Frank was also a successful coach who studied the game of basketball, and promised himself that no coach would ever out work him, a promise he kept throughout his coaching career. Those that saw him in action will never forget the sight of him with his shirt tail hanging out, sweat dripping down his face, and a wildfire in his eyes. And, that was just in warm ups.
Later in life, he rekindled his love for the game, his love for coaching, and his relationship with his son. He served as his son's mentor, teacher, and unofficial assistant coach when Kris began his coaching at Onteora and, later, Chester. The years they spent coaching together were a special time in which father and son bonded, learned, loved, and celebrated.
Frank served his community first as a Town Councilman and later a County Legislator for over 20 years. Frank took his desire for success to the campaign trail. Just like coaching, no one ever worked harder. One of his favorite parts of being in politics was having the influence to help friends and support underdogs during a time of need.

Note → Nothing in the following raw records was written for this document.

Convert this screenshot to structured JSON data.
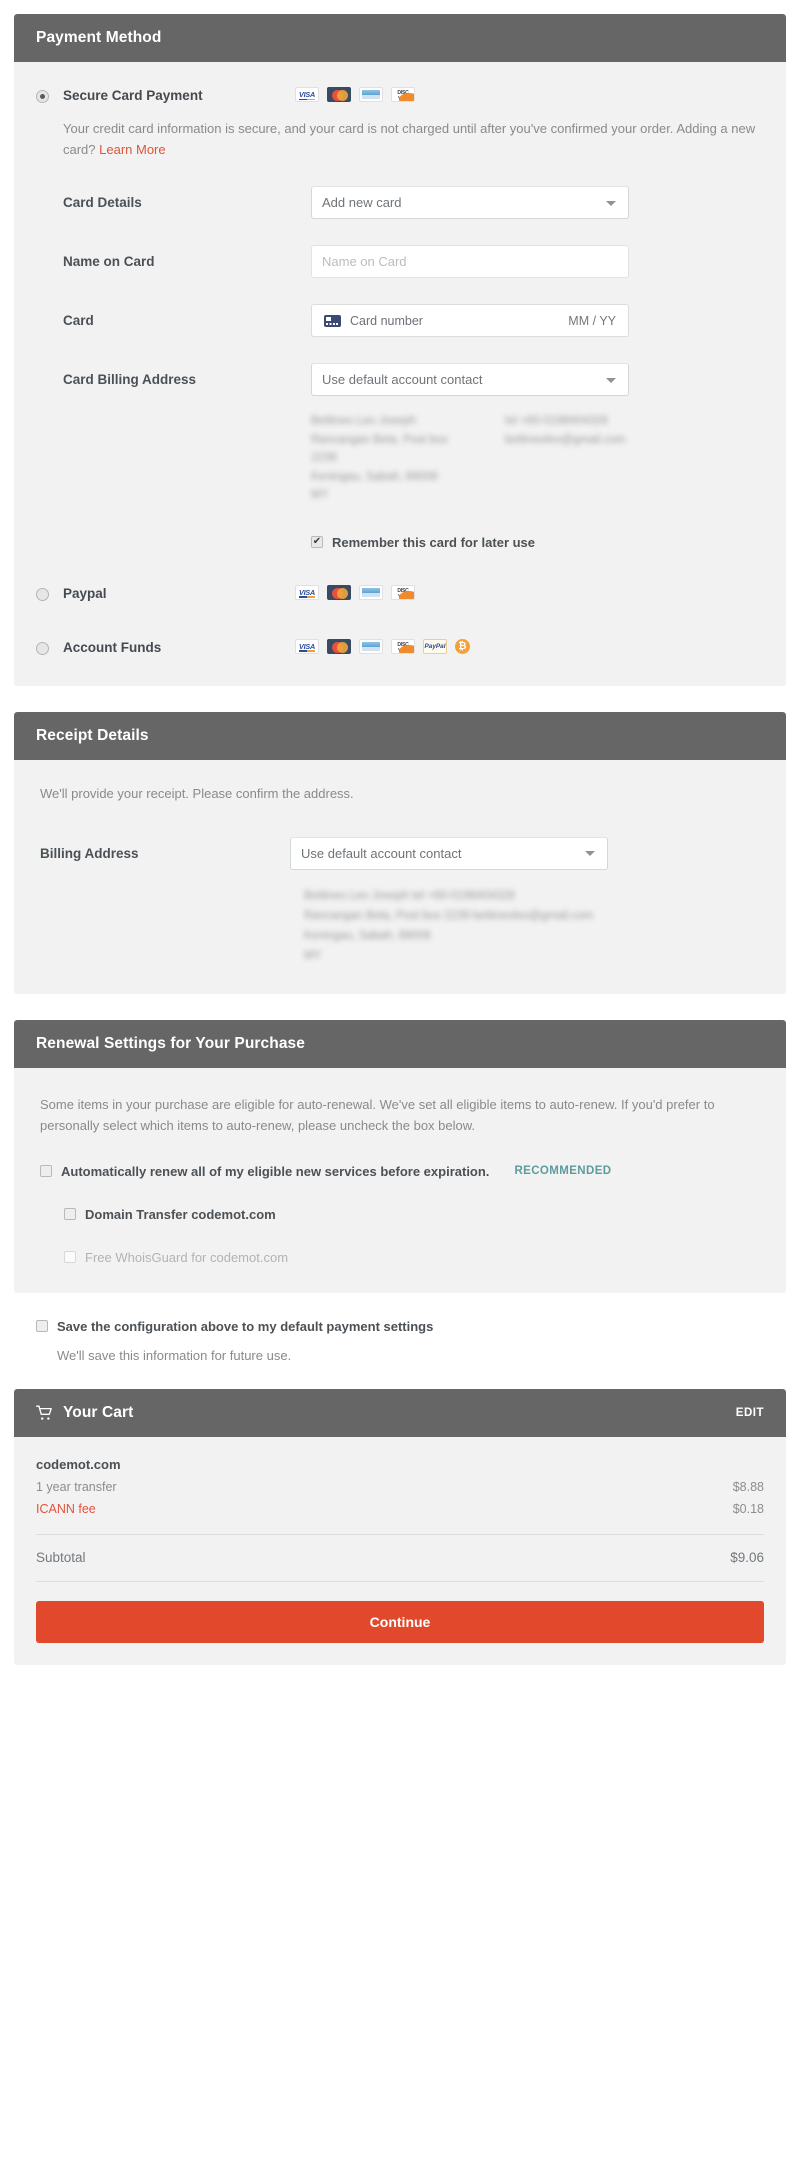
{
  "payment": {
    "title": "Payment Method",
    "options": [
      {
        "label": "Secure Card Payment",
        "selected": true,
        "marks": [
          "visa-icon",
          "mastercard-icon",
          "amex-icon",
          "discover-icon"
        ]
      },
      {
        "label": "Paypal",
        "selected": false,
        "marks": [
          "visa-icon",
          "mastercard-icon",
          "amex-icon",
          "discover-icon"
        ]
      },
      {
        "label": "Account Funds",
        "selected": false,
        "marks": [
          "visa-icon",
          "mastercard-icon",
          "amex-icon",
          "discover-icon",
          "paypal-icon",
          "bitcoin-icon"
        ]
      }
    ],
    "description_pre": "Your credit card information is secure, and your card is not charged until after you've confirmed your order. Adding a new card? ",
    "description_link": "Learn More",
    "card_details_label": "Card Details",
    "card_details_value": "Add new card",
    "name_on_card_label": "Name on Card",
    "name_on_card_placeholder": "Name on Card",
    "card_label": "Card",
    "card_number_placeholder": "Card number",
    "card_expiry_placeholder": "MM / YY",
    "card_billing_address_label": "Card Billing Address",
    "card_billing_address_value": "Use default account contact",
    "billing_address_lines_col1": [
      "Bettineo Leo Joseph",
      "Rancangan Beta, Post box",
      "2239",
      "Keningau, Sabah, 89008",
      "MY"
    ],
    "billing_address_lines_col2": [
      "tel +60-0198404328",
      "bettineoleo@gmail.com"
    ],
    "remember_card_label": "Remember this card for later use",
    "remember_card_checked": true
  },
  "receipt": {
    "title": "Receipt Details",
    "note": "We'll provide your receipt. Please confirm the address.",
    "billing_address_label": "Billing Address",
    "billing_address_value": "Use default account contact",
    "address_lines": [
      "Bettineo Leo Joseph                    tel +60-0198404328",
      "Rancangan Beta, Post box 2239  bettineoleo@gmail.com",
      "Keningau, Sabah, 89008",
      "MY"
    ]
  },
  "renewal": {
    "title": "Renewal Settings for Your Purchase",
    "note": "Some items in your purchase are eligible for auto-renewal. We've set all eligible items to auto-renew. If you'd prefer to personally select which items to auto-renew, please uncheck the box below.",
    "auto_renew_label": "Automatically renew all of my eligible new services before expiration.",
    "recommended_badge": "RECOMMENDED",
    "items": [
      {
        "label": "Domain Transfer codemot.com",
        "disabled": false
      },
      {
        "label": "Free WhoisGuard for codemot.com",
        "disabled": true
      }
    ]
  },
  "save_settings": {
    "label": "Save the configuration above to my default payment settings",
    "note": "We'll save this information for future use."
  },
  "cart": {
    "title": "Your Cart",
    "edit_label": "EDIT",
    "item_name": "codemot.com",
    "lines": [
      {
        "label": "1 year transfer",
        "amount": "$8.88",
        "fee": false
      },
      {
        "label": "ICANN fee",
        "amount": "$0.18",
        "fee": true
      }
    ],
    "subtotal_label": "Subtotal",
    "subtotal_amount": "$9.06",
    "continue_label": "Continue"
  },
  "colors": {
    "header_bg": "#666666",
    "panel_bg": "#f2f2f2",
    "accent_red": "#e2492c",
    "link_red": "#e2533a",
    "recommended_teal": "#5c9c9c"
  }
}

Although Frank was an educator and politician he came from a blue collar family, and blue collar work ran through his blood. You would be hard pressed to drive through Marlboro without seeing a driveway he paved. He started a successful blacktop business during summer break. His crew was, at first, his teacher friends, and later with former students. Tales from his escapades paving driveways are often re-told by the hundreds who at one time or another worked on the "crew". Whether it was the time he flipped his dump truck, burned a lawn to nothing, yelled at speeding cars with his notorious explicit laced tirads, or called to Ray "Give me a hand over here!", being on the blacktop crew was always entertaining. And despite his Sanford and Son-like approach, he always delivered a quality driveway.

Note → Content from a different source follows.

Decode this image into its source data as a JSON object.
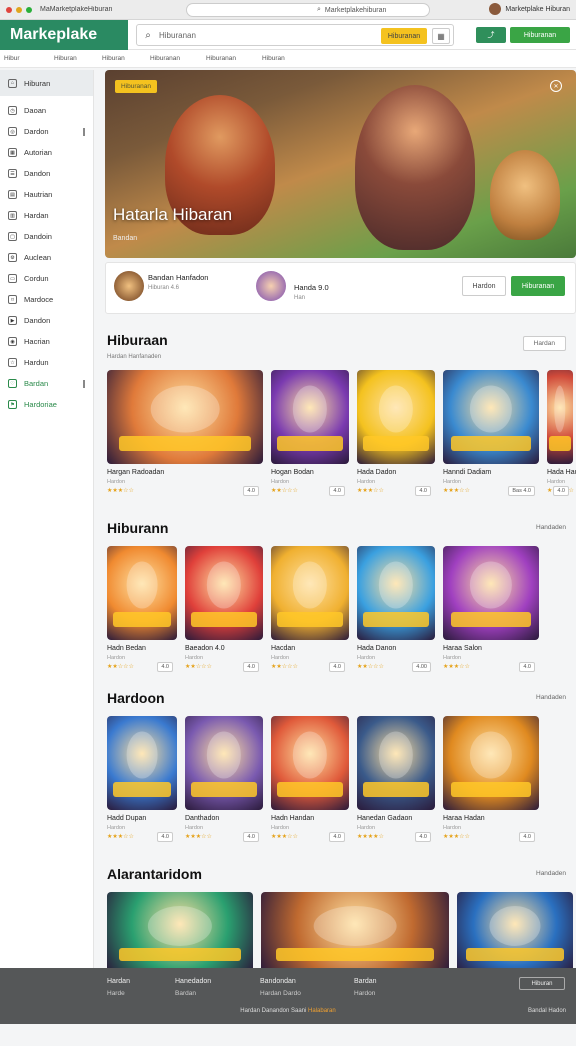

Frank was broken-hearted when he lost his father in 1994. That is when his wife Lucille entered his life, saving him from the sadness of losing his father and bringing out a softer kinder version of Frank that was rarely seen outside of her presence. His love for her was evident throughout the 25 years they spent together, as she brought him much happiness, joy and was able to put up with him for so long!
Frank is predeceased by his parents Frank and Patricia Felicello and his sister Susan DeRobertis. He leaves behind: his loving wife, Lucille, son Kris Felicello (Rebecca Mizrahi), step daughters Kristina and Kimberly Carroll (Kevin Goveia), grandchildren Justin Mizrahi, Andrew Mizrahi, and Scott Felicello, his best friend and sister Anita Darrah (Jim Russo), his brother in law Michael DeRobertis, niece Stephanie Steiler (Dan), nephew Dean Darrah (Brandi), nieces and Goddaughters Mariah Darrah and Liana Rodelli, his former wife Barbara Felicello, his beloved chihuahua Cookie, and several other nieces, nephews, cousins, and friends.
A celebration of his life will be announced after the COVID-19 quarantine is lifted. We ask, in the meantime, that you tell your "Frank stories", remember the laughs, remember the unbelievable, remember the good times, and remember him as a local legend...he would want it no other way.